IDC predicts the datasphere will grow to a trillion gigabytes by 2025. That’s 10 times the data generated by 2016.

In the world of CRM software, that translates to a lot of company data.

All this data makes parsing signals from the noise an untenable challenge.

While scarcity drives the physical marketplace, the digital world is characterized by overabundance. With less than ten percent of data effectively used, growing numbers of businesses are realizing that Big Data must translate to contextualized insights and predictive analytics to be effective. Advancements in Artificial Intelligence (AI) are making this achievable.

AI and machine learning are emerging as the integral pieces in collecting, refining, and presenting the insights that will lead the next digital transformation.

Advances in AI are already clearing a path to make it possible to effectively grapple with rapidly shifting and ever-increasing customer data. The expected economic impact of AI on CRM software will be massive.

In a report commissioned by Salesforce, A Trillion Dollar Boost: The Economic Impact of AI on Customer Relationship Management, the IDC surveyed 1,028 companies to forecast how AI will affect the global economy with regard to CRM.

According the report, the worldwide financial improvement from AI in CRM software is projected to reach $120 billion by 2020 and $33 billion of it from improved productivity alone.

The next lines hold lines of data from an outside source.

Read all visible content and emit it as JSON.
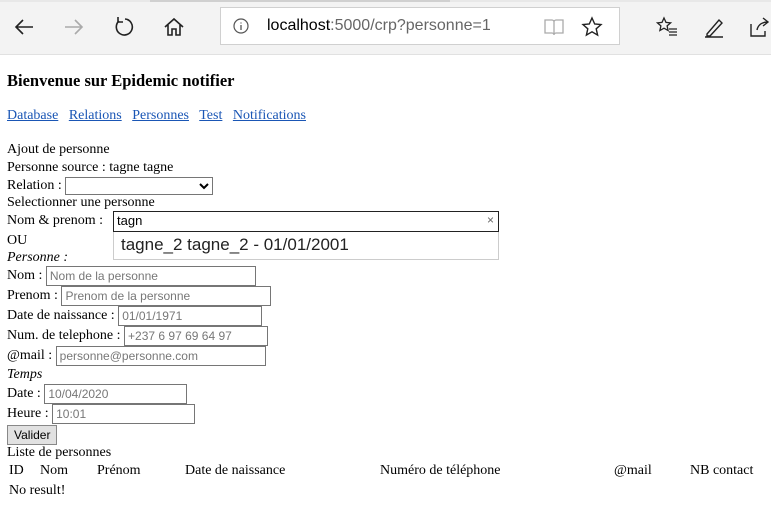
{
  "browser": {
    "url_host": "localhost",
    "url_rest": ":5000/crp?personne=1"
  },
  "page": {
    "title": "Bienvenue sur Epidemic notifier",
    "nav": [
      "Database",
      "Relations",
      "Personnes",
      "Test",
      "Notifications"
    ],
    "ajout_label": "Ajout de personne",
    "source_label": "Personne source : tagne tagne",
    "relation_label": "Relation :",
    "relation_value": "",
    "select_label": "Selectionner une personne",
    "nom_prenom_label": "Nom & prenom :",
    "search_value": "tagn",
    "search_clear": "×",
    "suggestion": "tagne_2 tagne_2 - 01/01/2001",
    "ou_label": "OU",
    "personne_heading": "Personne :",
    "nom_label": "Nom :",
    "nom_placeholder": "Nom de la personne",
    "prenom_label": "Prenom :",
    "prenom_placeholder": "Prenom de la personne",
    "dob_label": "Date de naissance :",
    "dob_placeholder": "01/01/1971",
    "tel_label": "Num. de telephone :",
    "tel_placeholder": "+237 6 97 69 64 97",
    "mail_label": "@mail :",
    "mail_placeholder": "personne@personne.com",
    "temps_heading": "Temps",
    "date_label": "Date :",
    "date_placeholder": "10/04/2020",
    "heure_label": "Heure :",
    "heure_placeholder": "10:01",
    "valider_label": "Valider",
    "liste_label": "Liste de personnes",
    "columns": [
      "ID",
      "Nom",
      "Prénom",
      "Date de naissance",
      "Numéro de téléphone",
      "@mail",
      "NB contact"
    ],
    "no_result": "No result!"
  }
}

Cognitive systems will elevate data analysis in CRM from retroactive to predictive. Increasingly, we are seeing digital go the way of automation and optimization. Algorithms driven by a new breed of analysts can identify trends and deliver deeper, more relevant insights. This will lead to more significant human activities and improved business decisions.

The next wave of powerful technology will be those SaaS companies that optimize workflows and use AI to automate company data. This cannot be achieved without tools that give humans the ability to act on insights quickly, across the organization and through applications they are already using.

The need for these advancements is pressing, given the ever-growing quantity of data and increased need for personalization in marketing and sales efforts. Market-driving companies will be those that successfully manage the dizzying quantity of data and cull meaningful insights from massive data sets.

Per the IDC report, perhaps most indicative of what will characterize the tech landscape for the next decade, “it’s clear from IDC’s forecasts -- and the survey for this project -- that adoption [of AI] is about to begin in earnest.”

While AI is indeed the new bright shiny object touted to alleviate the pains of grappling with company data, the inconvenient reality of AI is that it won’t work with dirty data.

AI is only as good as the data feeding it, and insights are only valuable if they come from data sources that are validated and optimized. The learning and subsequent intelligence is formed and entirely reliant upon its data foundation.

For adoption of AI to have a meaningful impact on business, the data foundation it is layered on must be solid and clean. “Garbage in, garbage out,” still applies, regardless how much you try to dress it up.

Already, businesses are bogged down by the amount of data in their CRM -- according to an Experian data quality report, an estimated 3 out of 4 businesses believe their data is incorrect. Imagine the scope of “garbage” when you consider how fast businesses are hiring, firing, investing, merging, and moving. Data decays practically at the same rate it is put into a CRM.

Refining and updating perpetually dynamic data is a fundamental step in building out the strong data foundation required for AI integrations. In SaaS, cloud-based Data-as-a-Service is a requisite for organizations to enter this “the golden age of AI.”

“Under the strong influence of the current AI hype, people try to plug in data that’s dirty & full of gaps, that spans years while changing in format and meaning, that’s not understood yet, that’s structured in ways that don’t make sense, and expect those tools to magically handle it,” writes Monica Rogati in The AI Hierarchy of Needs. “Maybe some day soon that will be the case; I see & applaud efforts in that direction. Until then, it’s worth building a solid foundation for your AI pyramid of needs.”

If “a new day for customer experience,” is dawning -- with adoption of AI at the forefront -- than the businesses positioned to endure the digital transformation will be those with strong data foundations.

With so much data rendered ineffective, and a shifting digital economy, intelligent data is the emergent digital capital.

Perhaps we will soon see cloud-based data provider integrations with CRM take center stage.